Le duel du second tour
Mais cette fois, l'extrême droite, soit environ 20 % (si on ajoute aux voix de Le Pen, celles de Bruno Mégret) n'a aucune raison de voter Chirac. Bien au contraire, elle espérera transformer l'essai et, pour avoir la majorité absolue, le candidat président a besoin d'au moins une partie des voix de la gauche.
Il est impossible de dire aujourd'hui qu'il les obtiendra. Dès dimanche soir, tous les dirigeants de gauche affirmaient qu'il fallait, avant toute chose, faire barrage à Le Pen. L'expérience du premier tour montre qu'ils ne sont pas toujours écoutés par leurs électeurs. La déception est tellement grande, dans tous les mouvements de gauche, que le taux d'abstentions risque d'être très élevé dans cette partie de l'électorat.
Il y a un cas de figure qu'on ne peut pas écarter, mais qui serait plus que singulier : Le Pen président avec un Premier ministre de gauche.
Cette hypothèse est tellement hallucinante, elle produirait de tels dégâts au sein de l'exécutif, elle entraînerait une crise de régime si grave que les plus à gauche de la gauche devraient d'ores et déjà écarter cette perspective cauchemardesque.

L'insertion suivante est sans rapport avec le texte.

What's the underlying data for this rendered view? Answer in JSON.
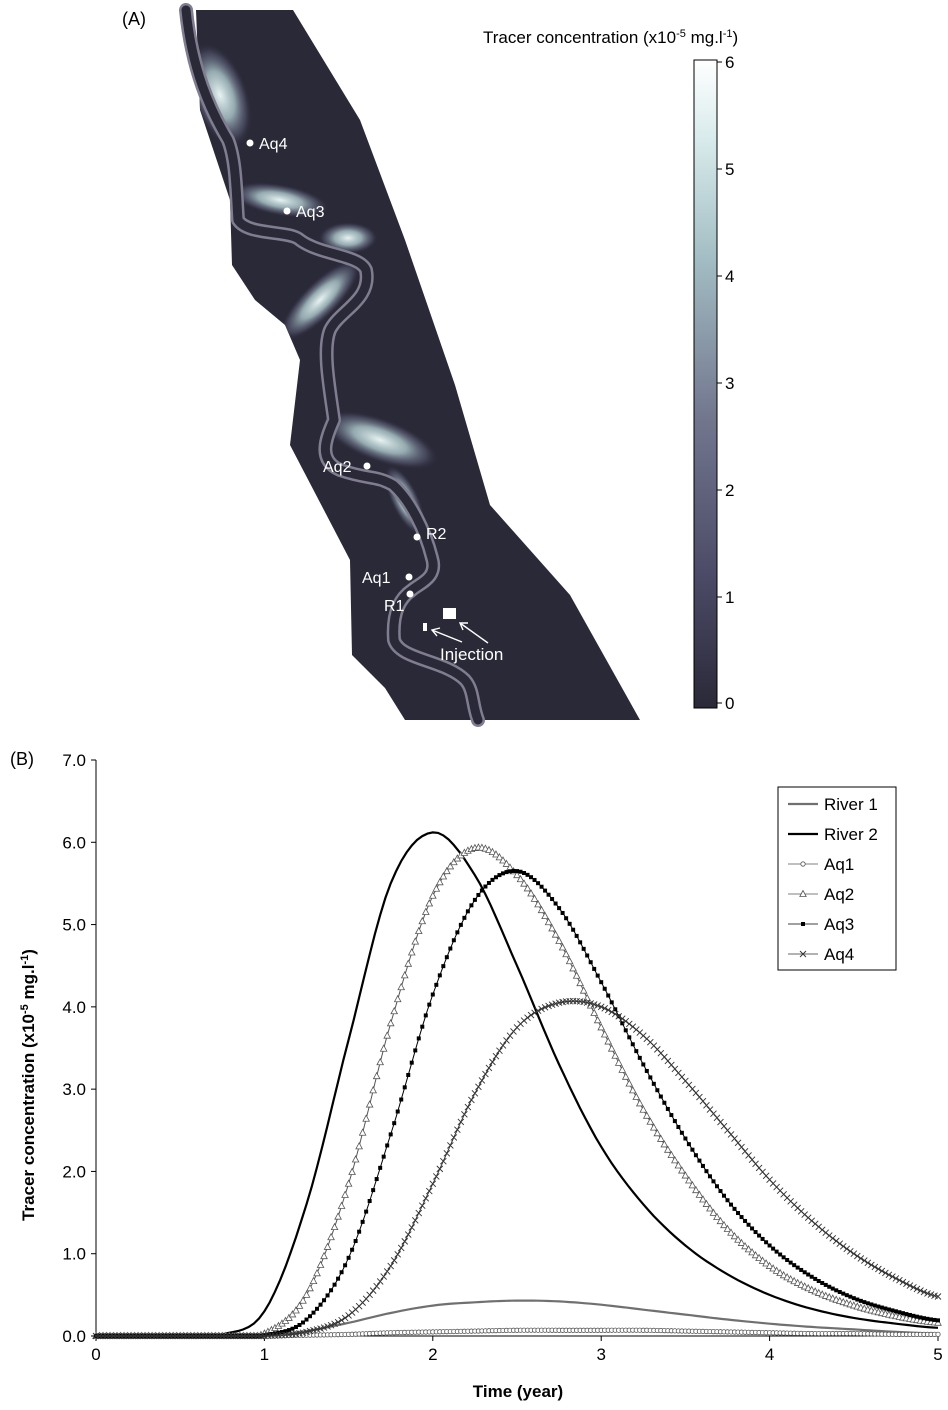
{
  "panel_a": {
    "label": "(A)",
    "colorbar_title_main": "Tracer concentration (x10",
    "colorbar_title_exp": "-5",
    "colorbar_title_unit": " mg.l",
    "colorbar_title_unit_exp": "-1",
    "colorbar_title_close": ")",
    "colorbar_ticks": [
      "6",
      "5",
      "4",
      "3",
      "2",
      "1",
      "0"
    ],
    "colors": {
      "background": "#2a2938",
      "river_line": "#7f7d8f",
      "max": "#ffffff"
    },
    "points": [
      {
        "id": "aq4",
        "label": "Aq4"
      },
      {
        "id": "aq3",
        "label": "Aq3"
      },
      {
        "id": "aq2",
        "label": "Aq2"
      },
      {
        "id": "r2",
        "label": "R2"
      },
      {
        "id": "aq1",
        "label": "Aq1"
      },
      {
        "id": "r1",
        "label": "R1"
      }
    ],
    "injection_label": "Injection"
  },
  "panel_b": {
    "label": "(B)",
    "ylabel_main": "Tracer concentration (x10",
    "ylabel_exp": "-5",
    "ylabel_unit": " mg.l",
    "ylabel_unit_exp": "-1",
    "ylabel_close": ")",
    "xlabel": "Time (year)"
  },
  "chart_data": {
    "type": "line",
    "xlabel": "Time (year)",
    "ylabel": "Tracer concentration (x10-5 mg.l-1)",
    "xlim": [
      0,
      5
    ],
    "ylim": [
      0,
      7
    ],
    "x_ticks": [
      "0",
      "1",
      "2",
      "3",
      "4",
      "5"
    ],
    "y_ticks": [
      "0.0",
      "1.0",
      "2.0",
      "3.0",
      "4.0",
      "5.0",
      "6.0",
      "7.0"
    ],
    "legend_position": "top-right",
    "grid": false,
    "x": [
      0,
      0.25,
      0.5,
      0.75,
      1.0,
      1.25,
      1.5,
      1.75,
      2.0,
      2.25,
      2.5,
      2.75,
      3.0,
      3.25,
      3.5,
      3.75,
      4.0,
      4.25,
      4.5,
      4.75,
      5.0
    ],
    "series": [
      {
        "name": "River 1",
        "marker": "none",
        "color": "#707070",
        "width": 2.2,
        "values": [
          0,
          0,
          0,
          0,
          0.01,
          0.06,
          0.16,
          0.28,
          0.37,
          0.41,
          0.43,
          0.42,
          0.38,
          0.32,
          0.26,
          0.2,
          0.15,
          0.11,
          0.08,
          0.05,
          0.03
        ]
      },
      {
        "name": "River 2",
        "marker": "none",
        "color": "#000000",
        "width": 2.2,
        "values": [
          0,
          0,
          0,
          0.02,
          0.3,
          1.6,
          3.6,
          5.5,
          6.12,
          5.6,
          4.5,
          3.3,
          2.3,
          1.6,
          1.1,
          0.75,
          0.5,
          0.33,
          0.22,
          0.15,
          0.1
        ]
      },
      {
        "name": "Aq1",
        "marker": "circle",
        "color": "#555555",
        "width": 1,
        "values": [
          0,
          0,
          0,
          0,
          0,
          0.01,
          0.02,
          0.04,
          0.05,
          0.06,
          0.07,
          0.07,
          0.07,
          0.07,
          0.06,
          0.05,
          0.04,
          0.03,
          0.03,
          0.02,
          0.02
        ]
      },
      {
        "name": "Aq2",
        "marker": "triangle",
        "color": "#555555",
        "width": 1,
        "values": [
          0,
          0,
          0,
          0,
          0.03,
          0.5,
          1.85,
          3.8,
          5.35,
          5.93,
          5.6,
          4.8,
          3.75,
          2.75,
          1.95,
          1.3,
          0.85,
          0.56,
          0.37,
          0.24,
          0.16
        ]
      },
      {
        "name": "Aq3",
        "marker": "square",
        "color": "#000000",
        "width": 1,
        "values": [
          0,
          0,
          0,
          0,
          0.01,
          0.2,
          0.95,
          2.45,
          4.15,
          5.3,
          5.65,
          5.2,
          4.3,
          3.3,
          2.4,
          1.65,
          1.1,
          0.72,
          0.46,
          0.3,
          0.19
        ]
      },
      {
        "name": "Aq4",
        "marker": "x",
        "color": "#333333",
        "width": 1,
        "values": [
          0,
          0,
          0,
          0,
          0,
          0.05,
          0.25,
          0.85,
          1.85,
          2.95,
          3.75,
          4.05,
          4.0,
          3.65,
          3.1,
          2.5,
          1.9,
          1.4,
          1.0,
          0.7,
          0.48
        ]
      }
    ]
  }
}
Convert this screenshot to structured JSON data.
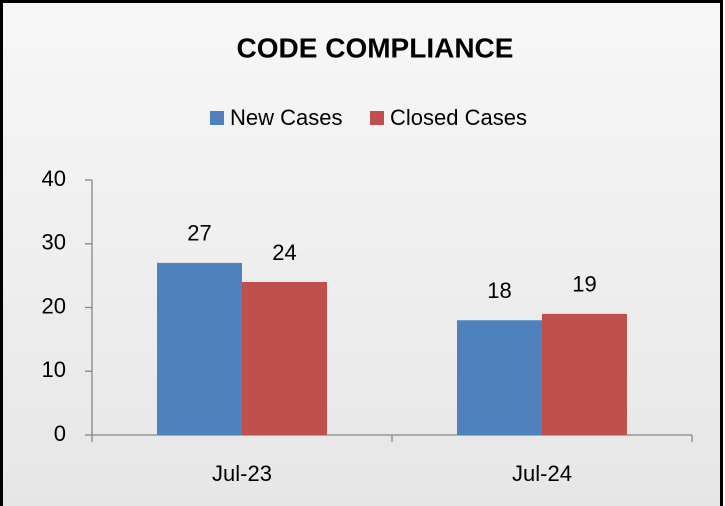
{
  "chart_data": {
    "type": "bar",
    "title": "CODE COMPLIANCE",
    "categories": [
      "Jul-23",
      "Jul-24"
    ],
    "series": [
      {
        "name": "New Cases",
        "color": "#4f81bd",
        "values": [
          27,
          18
        ]
      },
      {
        "name": "Closed Cases",
        "color": "#c0504d",
        "values": [
          24,
          19
        ]
      }
    ],
    "ylim": [
      0,
      40
    ],
    "yticks": [
      0,
      10,
      20,
      30,
      40
    ],
    "grid": false,
    "legend": "top"
  }
}
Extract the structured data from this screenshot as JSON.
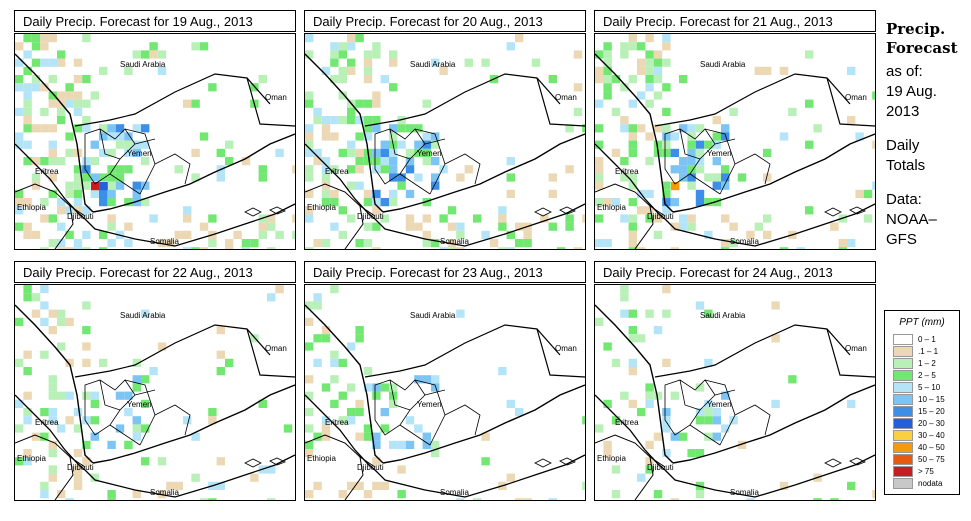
{
  "panels": [
    {
      "title": "Daily Precip. Forecast for  19 Aug., 2013",
      "intensity": 1.0
    },
    {
      "title": "Daily Precip. Forecast for  20 Aug., 2013",
      "intensity": 0.95
    },
    {
      "title": "Daily Precip. Forecast for  21 Aug., 2013",
      "intensity": 0.85
    },
    {
      "title": "Daily Precip. Forecast for  22 Aug., 2013",
      "intensity": 0.55
    },
    {
      "title": "Daily Precip. Forecast for  23 Aug., 2013",
      "intensity": 0.5
    },
    {
      "title": "Daily Precip. Forecast for  24 Aug., 2013",
      "intensity": 0.45
    }
  ],
  "map_labels": {
    "saudi_arabia": "Saudi Arabia",
    "oman": "Oman",
    "yemen": "Yemen",
    "eritrea": "Eritrea",
    "ethiopia": "Ethiopia",
    "djibouti": "Djibouti",
    "somalia": "Somalia"
  },
  "side": {
    "title_line1": "Precip.",
    "title_line2": "Forecast",
    "asof_line1": "as of:",
    "asof_line2": "19 Aug.",
    "asof_line3": "2013",
    "totals_line1": "Daily",
    "totals_line2": "Totals",
    "source_line1": "Data:",
    "source_line2": "NOAA–",
    "source_line3": "GFS"
  },
  "legend": {
    "title": "PPT (mm)",
    "items": [
      {
        "label": "0 – 1",
        "color": "#ffffff"
      },
      {
        "label": ".1 – 1",
        "color": "#ecd8b4"
      },
      {
        "label": "1 – 2",
        "color": "#b8f0b8"
      },
      {
        "label": "2 – 5",
        "color": "#72e872"
      },
      {
        "label": "5 – 10",
        "color": "#b4e4f8"
      },
      {
        "label": "10 – 15",
        "color": "#7cc4f4"
      },
      {
        "label": "15 – 20",
        "color": "#3c8ee6"
      },
      {
        "label": "20 – 30",
        "color": "#2460d8"
      },
      {
        "label": "30 – 40",
        "color": "#f8d040"
      },
      {
        "label": "40 – 50",
        "color": "#f49a10"
      },
      {
        "label": "50 – 75",
        "color": "#e65a10"
      },
      {
        "label": "> 75",
        "color": "#c81e1e"
      },
      {
        "label": "nodata",
        "color": "#c8c8c8"
      }
    ]
  }
}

L'électorat socialiste, vert et communiste devrait en fait adopter une stratégie « utile » : éliminer Jean-Marie Le Pen au deuxième tour de la présidentielle, puis s'unir pour envoyer le plus grand nombre possible de députés de gauche à l'Assemblée. En d'autres termes, voter démocrate au second tour et voter idéologiquement aux législatives.
Car l'électorat de gauche ne peut pas prendre sa revanche à la présidentielle. M. Jospin est bel et bien éliminé et il a même annoncé qu'il se retirait de la vie politique. En revanche, il peut la prendre à la faveur de ce troisième tour que constitueront les législatives. Certes, il faudra de nouveau cohabiter pendant cinq ans avec M. Chirac, mais ce serait un moindre mal.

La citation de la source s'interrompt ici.